On a wooden fence railing I spotted what at first I thought might be an aphid. Upon closer inspection, it was an aphid relative known as a "jumping plant louse" or psyllid. This is a tiny insect. Total body length is only 2.6 millimeters, or 4-4.5 mm if you measure from head to wingtip. It varies from light green to greenish gray.

Psyllids were once lumped into a single family, but research has shown that there are several families. A few species are very abundant and conspicuous, like hackberry psyllids. A few others are economically impactful, especially in orchard crops. The remaining majority are poorly known, keeping a very low profile on native plants.

The image I uploaded to Bugguide understandably floundered in obscurity until February 2 of this year when I received notification that someone had left comments and even moved the image into genus-level classification. I was grateful, but also surprised by the comments left by Chris Mallory:

"Bactericera nr. arbolensis
In nearly every regard it is consistent with this Shepherdia-associated species originally described from Arboles, CO. However, the medial cell of the forewing is much smaller than described and illustrated, and in this aspect it does not agree with any known described species.
There could be several reasons for this. First, the size of the medial cell of B. arbolensis may be more variable than the literature suggests. Alternatively, this may be an undescribed but related species. In either situation it is a very interesting find. I'd love to see more of them."
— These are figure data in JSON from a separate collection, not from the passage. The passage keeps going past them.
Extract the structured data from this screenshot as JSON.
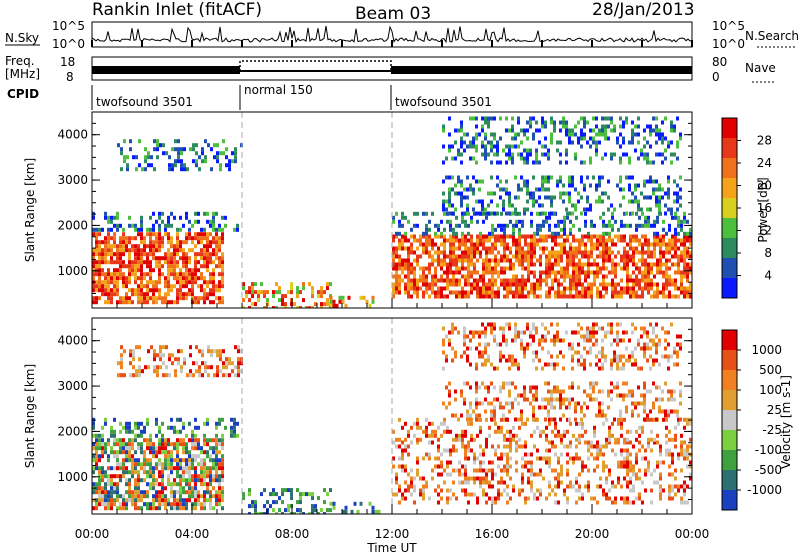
{
  "header": {
    "station": "Rankin Inlet (fitACF)",
    "beam": "Beam 03",
    "date": "28/Jan/2013"
  },
  "status_panels": {
    "nsky_label": "N.Sky",
    "nsky_ticks": [
      "10^5",
      "10^0"
    ],
    "nsearch_label": "N.Search",
    "freq_label_1": "Freq.",
    "freq_label_2": "[MHz]",
    "freq_ticks": [
      "18",
      "8"
    ],
    "nave_label": "Nave",
    "nave_ticks": [
      "80",
      "0"
    ],
    "cpid_label": "CPID",
    "cpid_segments": [
      {
        "name": "twofsound 3501",
        "start": 0.0,
        "end": 6.0
      },
      {
        "name": "normal 150",
        "start": 6.0,
        "end": 12.0
      },
      {
        "name": "twofsound 3501",
        "start": 12.0,
        "end": 24.0
      }
    ]
  },
  "x_axis": {
    "label": "Time UT",
    "ticks": [
      "00:00",
      "04:00",
      "08:00",
      "12:00",
      "16:00",
      "20:00",
      "00:00"
    ]
  },
  "colors": {
    "power": [
      "#0a1aff",
      "#1f4fb0",
      "#2c8a5e",
      "#4cbf3c",
      "#d7d020",
      "#f4a21a",
      "#f0711a",
      "#e8381a",
      "#e00000"
    ],
    "velocity": [
      "#1a3fbf",
      "#2e6f6f",
      "#3ea03e",
      "#7cd040",
      "#c8c8c8",
      "#e0a030",
      "#f08020",
      "#e85018",
      "#e00000"
    ]
  },
  "chart_data": [
    {
      "type": "heatmap",
      "panel": "power",
      "ylabel": "Slant Range [km]",
      "yticks": [
        "4000",
        "3000",
        "2000",
        "1000"
      ],
      "xlim": [
        0,
        24
      ],
      "ylim": [
        180,
        4500
      ],
      "colorbar_label": "Power [dB]",
      "colorbar_ticks": [
        "28",
        "24",
        "20",
        "16",
        "12",
        "8",
        "4"
      ],
      "regions": [
        {
          "t0": 0.0,
          "t1": 5.2,
          "r0": 350,
          "r1": 1850,
          "level": "high"
        },
        {
          "t0": 0.0,
          "t1": 5.8,
          "r0": 1900,
          "r1": 2300,
          "level": "low"
        },
        {
          "t0": 1.0,
          "t1": 6.0,
          "r0": 3200,
          "r1": 3900,
          "level": "low"
        },
        {
          "t0": 6.0,
          "t1": 9.5,
          "r0": 180,
          "r1": 750,
          "level": "mid"
        },
        {
          "t0": 9.5,
          "t1": 11.5,
          "r0": 180,
          "r1": 450,
          "level": "mid"
        },
        {
          "t0": 12.0,
          "t1": 24.0,
          "r0": 400,
          "r1": 1800,
          "level": "high"
        },
        {
          "t0": 12.0,
          "t1": 24.0,
          "r0": 1800,
          "r1": 2300,
          "level": "low"
        },
        {
          "t0": 14.0,
          "t1": 23.5,
          "r0": 2300,
          "r1": 3100,
          "level": "low"
        },
        {
          "t0": 14.0,
          "t1": 23.5,
          "r0": 3400,
          "r1": 4400,
          "level": "low"
        }
      ]
    },
    {
      "type": "heatmap",
      "panel": "velocity",
      "ylabel": "Slant Range [km]",
      "yticks": [
        "4000",
        "3000",
        "2000",
        "1000"
      ],
      "xlim": [
        0,
        24
      ],
      "ylim": [
        180,
        4500
      ],
      "colorbar_label": "Velocity [m s-1]",
      "colorbar_ticks": [
        "1000",
        "500",
        "100",
        "25",
        "-25",
        "-100",
        "-500",
        "-1000"
      ],
      "regions": [
        {
          "t0": 0.0,
          "t1": 5.2,
          "r0": 350,
          "r1": 1850,
          "level": "mixed"
        },
        {
          "t0": 0.0,
          "t1": 5.8,
          "r0": 1900,
          "r1": 2300,
          "level": "toward"
        },
        {
          "t0": 1.0,
          "t1": 6.0,
          "r0": 3200,
          "r1": 3900,
          "level": "away"
        },
        {
          "t0": 6.0,
          "t1": 9.5,
          "r0": 180,
          "r1": 750,
          "level": "toward"
        },
        {
          "t0": 9.5,
          "t1": 11.5,
          "r0": 180,
          "r1": 450,
          "level": "toward"
        },
        {
          "t0": 12.0,
          "t1": 24.0,
          "r0": 400,
          "r1": 1800,
          "level": "away"
        },
        {
          "t0": 12.0,
          "t1": 24.0,
          "r0": 1800,
          "r1": 2300,
          "level": "away"
        },
        {
          "t0": 14.0,
          "t1": 23.5,
          "r0": 2300,
          "r1": 3100,
          "level": "away"
        },
        {
          "t0": 14.0,
          "t1": 23.5,
          "r0": 3400,
          "r1": 4400,
          "level": "away"
        }
      ]
    }
  ]
}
Wow. Chris Mallory is an expert on the superfamily Psylloidea; and is also one of the individuals behind the comprehensive online guide SoCalFauna.net, a photographic gallery of most of the animals one is likely to encounter in southern California.

Thanks to the in-depth profile page at Chris's Psyllids.info website, I learned that the species he thinks it might be is known from Silver Buffaloberry, Shepherdia argentea and Canadian Buffaloberry, Shepherdia canadensis. Neither of those plants is very common, if found at all, along the Front Range of Colorado. It is, however, conceivable that the zoo landscapes with one or both of them, so I will have to check out that possibility. Meanwhile, there are few literature records of the psyllid itself: MONTANA: Roosevelt County; WYOMING: Sweetwater County: Green River; COLORADO: Montrose County: Cimarron; LaPlata County: Durango; Archuleta County: Arboles. All but the Montana record are from west of the Continental Divide. The type specimens, those from which the insect was described and named, were 3 males and 4 females collected by C.F. Baker in Arboles.
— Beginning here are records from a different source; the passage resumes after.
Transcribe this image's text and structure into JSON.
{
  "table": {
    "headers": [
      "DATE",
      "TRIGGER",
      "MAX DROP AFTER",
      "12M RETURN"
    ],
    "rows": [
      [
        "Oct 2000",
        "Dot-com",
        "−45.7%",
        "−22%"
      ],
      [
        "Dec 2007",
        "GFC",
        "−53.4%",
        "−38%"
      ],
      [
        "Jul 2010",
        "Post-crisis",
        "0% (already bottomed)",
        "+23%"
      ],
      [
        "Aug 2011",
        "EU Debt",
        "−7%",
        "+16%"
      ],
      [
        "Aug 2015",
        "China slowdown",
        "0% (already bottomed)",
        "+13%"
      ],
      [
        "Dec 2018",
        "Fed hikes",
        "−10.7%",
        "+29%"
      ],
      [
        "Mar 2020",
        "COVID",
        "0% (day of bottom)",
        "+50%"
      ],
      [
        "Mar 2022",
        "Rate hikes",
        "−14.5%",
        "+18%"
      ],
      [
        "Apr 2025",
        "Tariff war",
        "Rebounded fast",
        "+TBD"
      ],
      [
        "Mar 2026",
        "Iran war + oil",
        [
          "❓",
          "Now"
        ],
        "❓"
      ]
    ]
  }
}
There are 24 known species of Bactericera found in North America north of Mexico, and mine is potentially a twenty-fifth. This just goes to show you, you never know what you might turn up if you point your gaze, and camera or phone, at a yittle, teeny-tiny bug.

Sources: Crawford, D.L. 1914. A Monograph of the Jumping Plant-lice or Psyllidae of the New World. 85: 186 pp. Government Printing Office, Washington, DC.
Tuthill, L.D. 1943. "The Psyllids of America North of Mexico: (Psyllidae: Homoptera)," Iowa State College Journal of Science. 218 pp.